I had a lot of fun with the cooking I did this week. First up were some fun "cupcake frittatas" from a recipe in this month's Cook Vegetarian (from the UK) by "Hemsley + Hemsley"…though if I make them again I need to increase the flavor:
Next was an interesting Kelp Pot Noodle dish from the same ladies in the same magazine. In fact, their dishes are so interesting with their techniques I've never seen anywhere else that I ordered the book from which they had been excerpted, Hemsley + Hemsley's The Art of Eating Well -- especially after seeing (it could be an error) that the American edition, according to Amazon, is SIXTY fewer pages than the original, British edition. Not only have I seen errors creep into cookbooks whose ingredients and their measurements have been Americanized, but it's more fun, and just as easy, if one owns a kitchen scales and knows a few British food terms, to use the original.
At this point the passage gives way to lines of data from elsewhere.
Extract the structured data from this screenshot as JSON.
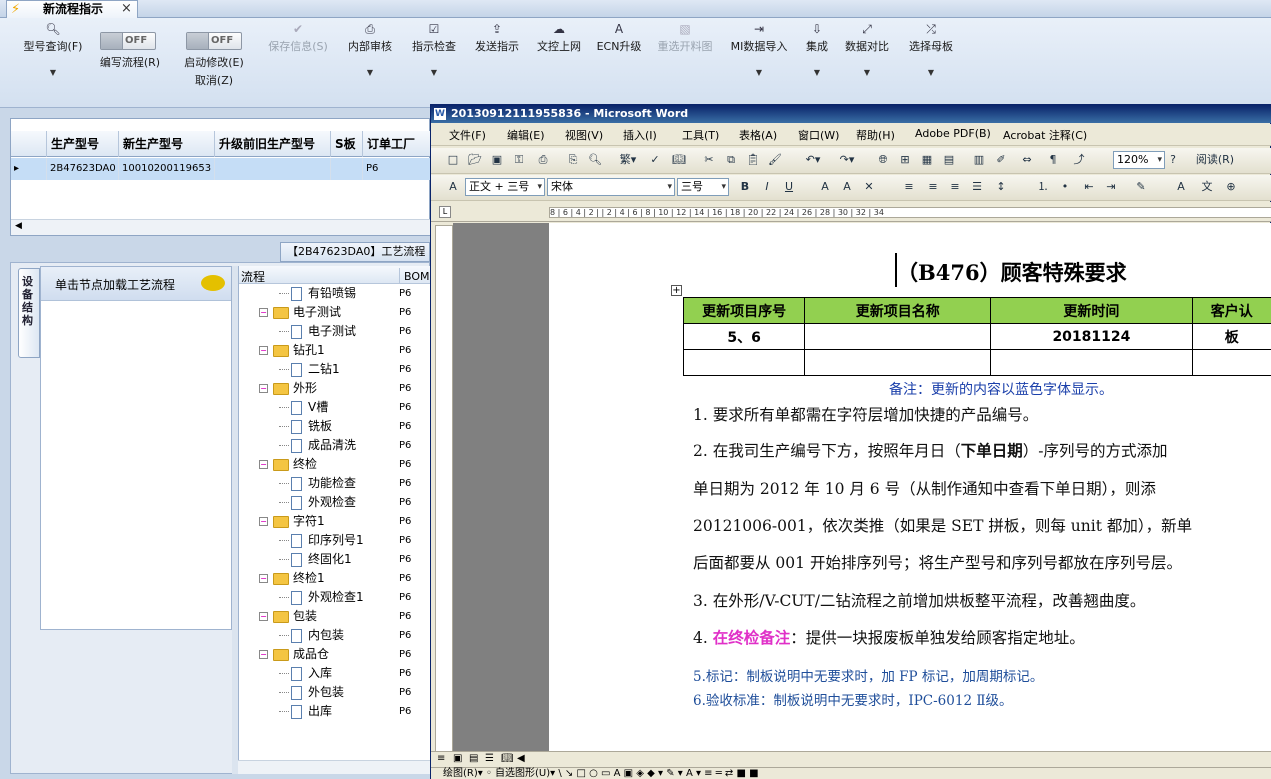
{
  "tab": {
    "title": "新流程指示",
    "close": "×"
  },
  "ribbon": {
    "buttons": [
      {
        "label": "型号查询(F)",
        "icon": "search-icon"
      },
      {
        "label": "编写流程(R)",
        "toggle": "OFF"
      },
      {
        "label": "启动修改(E)",
        "sub": "取消(Z)",
        "toggle": "OFF"
      },
      {
        "label": "保存信息(S)",
        "icon": "save-icon",
        "disabled": true
      },
      {
        "label": "内部审核",
        "icon": "printer-icon"
      },
      {
        "label": "指示检查",
        "icon": "check-icon"
      },
      {
        "label": "发送指示",
        "icon": "send-icon"
      },
      {
        "label": "文控上网",
        "icon": "cloud-upload-icon"
      },
      {
        "label": "ECN升级",
        "icon": "font-icon"
      },
      {
        "label": "重选开料图",
        "icon": "image-icon",
        "disabled": true
      },
      {
        "label": "MI数据导入",
        "icon": "import-icon"
      },
      {
        "label": "集成",
        "icon": "download-icon"
      },
      {
        "label": "数据对比",
        "icon": "compare-icon"
      },
      {
        "label": "选择母板",
        "icon": "shuffle-icon"
      }
    ]
  },
  "grid": {
    "headers": [
      "生产型号",
      "新生产型号",
      "升级前旧生产型号",
      "S板",
      "订单工厂"
    ],
    "row": [
      "2B47623DA0",
      "10010200119653",
      "",
      "",
      "P6"
    ]
  },
  "process": {
    "tab_title": "【2B47623DA0】工艺流程",
    "side_tab": "设备结构",
    "node_hint": "单击节点加载工艺流程",
    "tree_header": "流程",
    "bom_header": "BOM工",
    "nodes": [
      {
        "label": "有铅喷锡",
        "type": "doc",
        "bom": "P6"
      },
      {
        "label": "电子测试",
        "type": "folder",
        "bom": "P6"
      },
      {
        "label": "电子测试",
        "type": "doc",
        "bom": "P6"
      },
      {
        "label": "钻孔1",
        "type": "folder",
        "bom": "P6"
      },
      {
        "label": "二钻1",
        "type": "doc",
        "bom": "P6"
      },
      {
        "label": "外形",
        "type": "folder",
        "bom": "P6"
      },
      {
        "label": "V槽",
        "type": "doc",
        "bom": "P6"
      },
      {
        "label": "铣板",
        "type": "doc",
        "bom": "P6"
      },
      {
        "label": "成品清洗",
        "type": "doc",
        "bom": "P6"
      },
      {
        "label": "终检",
        "type": "folder",
        "bom": "P6"
      },
      {
        "label": "功能检查",
        "type": "doc",
        "bom": "P6"
      },
      {
        "label": "外观检查",
        "type": "doc",
        "bom": "P6"
      },
      {
        "label": "字符1",
        "type": "folder",
        "bom": "P6"
      },
      {
        "label": "印序列号1",
        "type": "doc",
        "bom": "P6"
      },
      {
        "label": "终固化1",
        "type": "doc",
        "bom": "P6"
      },
      {
        "label": "终检1",
        "type": "folder",
        "bom": "P6"
      },
      {
        "label": "外观检查1",
        "type": "doc",
        "bom": "P6"
      },
      {
        "label": "包装",
        "type": "folder",
        "bom": "P6"
      },
      {
        "label": "内包装",
        "type": "doc",
        "bom": "P6"
      },
      {
        "label": "成品仓",
        "type": "folder",
        "bom": "P6"
      },
      {
        "label": "入库",
        "type": "doc",
        "bom": "P6"
      },
      {
        "label": "外包装",
        "type": "doc",
        "bom": "P6"
      },
      {
        "label": "出库",
        "type": "doc",
        "bom": "P6"
      }
    ]
  },
  "word": {
    "title": "20130912111955836 - Microsoft Word",
    "menu": [
      "文件(F)",
      "编辑(E)",
      "视图(V)",
      "插入(I)",
      "工具(T)",
      "表格(A)",
      "窗口(W)",
      "帮助(H)",
      "Adobe PDF(B)",
      "Acrobat 注释(C)"
    ],
    "zoom": "120%",
    "reading": "阅读(R)",
    "style": "正文 + 三号",
    "font": "宋体",
    "size": "三号",
    "ruler": "8 | 6 | 4 | 2 |   | 2 | 4 | 6 | 8 | 10 | 12 | 14 | 16 | 18 | 20 | 22 | 24 | 26 | 28 | 30 | 32 | 34",
    "doc": {
      "heading": "（B476）顾客特殊要求",
      "table_headers": [
        "更新项目序号",
        "更新项目名称",
        "更新时间",
        "客户认"
      ],
      "table_row": [
        "5、6",
        "",
        "20181124",
        "板"
      ],
      "note": "备注：更新的内容以蓝色字体显示。",
      "p1": "1. 要求所有单都需在字符层增加快捷的产品编号。",
      "p2a": "2. 在我司生产编号下方，按照年月日（",
      "p2b": "下单日期",
      "p2c": "）-序列号的方式添加",
      "p2d": "单日期为 2012 年 10 月 6 号（从制作通知中查看下单日期），则添",
      "p2e": "20121006-001，依次类推（如果是 SET 拼板，则每 unit 都加），新单",
      "p2f": "后面都要从 001 开始排序列号；将生产型号和序列号都放在序列号层。",
      "p3": "3. 在外形/V-CUT/二钻流程之前增加烘板整平流程，改善翘曲度。",
      "p4a": "4. ",
      "p4b": "在终检备注",
      "p4c": "：提供一块报废板单独发给顾客指定地址。",
      "p5": "5.标记：制板说明中无要求时，加 FP 标记，加周期标记。",
      "p6": "6.验收标准：制板说明中无要求时，IPC-6012 Ⅱ级。"
    },
    "drawbar": "绘图(R)▾  ◦  自选图形(U)▾  \\  ↘  □  ○  ▭  A  ▣  ◈  ◆ ▾  ✎ ▾  A ▾  ≡  ═  ⇄  ■  ■"
  },
  "colors": {
    "ribbon": "#d3e0f0",
    "table_header": "#92d050",
    "note_blue": "#1a3faa",
    "magenta": "#e030c8"
  }
}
This also avoids the problem of an American editor's deciding for you which American food to substitute for a British one; frankly I'd rather decide for myself based on my own experiences.
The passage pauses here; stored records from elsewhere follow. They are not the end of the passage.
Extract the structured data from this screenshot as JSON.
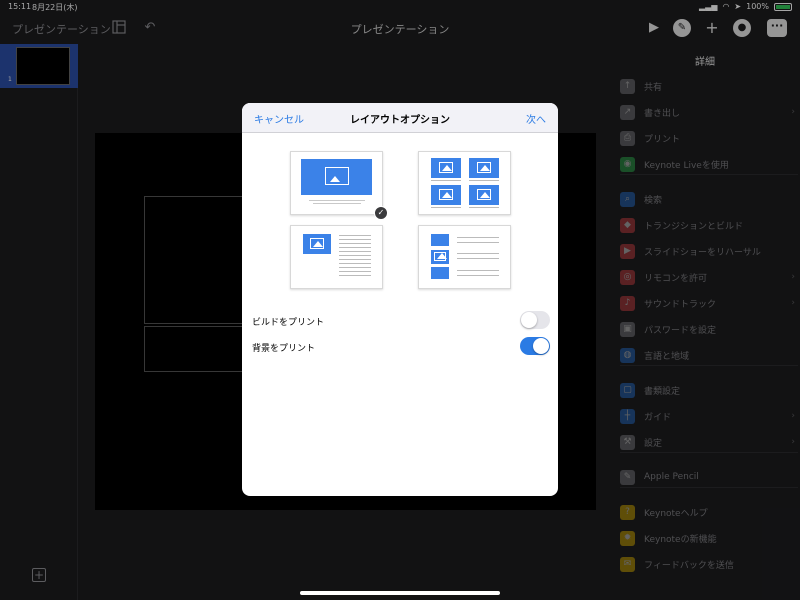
{
  "status": {
    "time": "15:11",
    "date": "8月22日(木)",
    "battery": "100%"
  },
  "toolbar": {
    "doc_name": "プレゼンテーション",
    "title": "プレゼンテーション"
  },
  "navigator": {
    "slide_number": "1"
  },
  "panel": {
    "title": "詳細",
    "items": [
      {
        "label": "共有",
        "icon": "share-icon",
        "color": "#8e8e93"
      },
      {
        "label": "書き出し",
        "icon": "export-icon",
        "color": "#8e8e93"
      },
      {
        "label": "プリント",
        "icon": "printer-icon",
        "color": "#8e8e93"
      },
      {
        "label": "Keynote Liveを使用",
        "icon": "keynote-live-icon",
        "color": "#34c759"
      },
      {
        "label": "検索",
        "icon": "search-icon",
        "color": "#2b7be4"
      },
      {
        "label": "トランジションとビルド",
        "icon": "transition-icon",
        "color": "#e5484d"
      },
      {
        "label": "スライドショーをリハーサル",
        "icon": "rehearse-icon",
        "color": "#e5484d"
      },
      {
        "label": "リモコンを許可",
        "icon": "remote-icon",
        "color": "#e5484d"
      },
      {
        "label": "サウンドトラック",
        "icon": "music-icon",
        "color": "#e5484d"
      },
      {
        "label": "パスワードを設定",
        "icon": "lock-icon",
        "color": "#8e8e93"
      },
      {
        "label": "言語と地域",
        "icon": "globe-icon",
        "color": "#2b7be4"
      },
      {
        "label": "書類設定",
        "icon": "document-setup-icon",
        "color": "#2b7be4"
      },
      {
        "label": "ガイド",
        "icon": "guides-icon",
        "color": "#2b7be4"
      },
      {
        "label": "設定",
        "icon": "wrench-icon",
        "color": "#8e8e93"
      },
      {
        "label": "Apple Pencil",
        "icon": "pencil-icon",
        "color": "#8e8e93"
      },
      {
        "label": "Keynoteヘルプ",
        "icon": "help-icon",
        "color": "#f5c400"
      },
      {
        "label": "Keynoteの新機能",
        "icon": "new-features-icon",
        "color": "#f5c400"
      },
      {
        "label": "フィードバックを送信",
        "icon": "feedback-icon",
        "color": "#f5c400"
      }
    ]
  },
  "modal": {
    "cancel": "キャンセル",
    "title": "レイアウトオプション",
    "next": "次へ",
    "selected_layout": "1",
    "options": [
      {
        "label": "ビルドをプリント",
        "on": false
      },
      {
        "label": "背景をプリント",
        "on": true
      }
    ]
  }
}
Here's an easy salad I made one night.
Here's a lunch, raw vegetables with leftover onion chutney and pecan butter on toast.
Last dinner mention for this week: The Best Thing I've Made in Years. Cook Vegetarian featured chefs' all-time-favorite vegetarian dishes, and I made Thomasina Miers' Roasted Red Pepper and Goat's Cheese Tart which was totally amazing, though I made quite a few changes and found that it took forever in my slow way of cooking. I didn't use her suggestion of premade butter pastry, though that would've been luscious and taken a lot less time! but what I chose instead I think was even more delicious as well as better-for-u -- a whole grain oil pastry from the 1970s New York Times Natural Foods Cookbook. The crust didn't look fancy, though! I made it even less fancy though much easier by both mixing the ingredients right in the pie pan and then pressing them out rather than rolling them -- the pastry is very fragile.
On top of it you spread a totally amazing tapanade.
Then I topped it with tomatoes, already-roasted red peppers, both goat and a nutty hard cheese, basil both Italian and Thai, and pecans and almonds and onions.
…Then you bake it, then I sprinkled it with both smoked sweet paprika and dried chili bits.
She says it makes enough for 4; I actually find it a bit too good for that! and think it would make a better appetizer for 8.
Also in my kitchen this week….My other kitchen looks super rustic and I love it; in fact, my theme photo at a now defunct cooking site -- of which this is its wobbly resurrection -- a site I used to do with friends from around the world -- included that rustic kitchen; you can see it a bit at http://favoritefoodthisweek.blogspot.com/2014/09/an-historical-note.html .…but we moved most of our furniture to this house where I do all of my cooking nowadays. For ages I had all the spices in a rustic cabinet -- sorry I forgot to photograph it pre-move -- but it meant I had to go into another room every time I needed anything, because like most American kitchens ours is packed with built-ins, with no room for an antique cabinet. So I decided to be boring but practical and move things around. Here they are on their way to their new home:
And here they are right where they really belong, where I do almost all my food prep. (There's yet another picture of my obviously favorite food magazine this week, Cook Vegetarian!)
And here's their old home, where I'm just keeping finishing salts that I hope won't be affected by the sun -- before, with the spices there, I had to keep the doors closed all the time. The little plates are my preferred souvenirs (actually a bit bigger would be my preferred but I never have room in my suitcase!).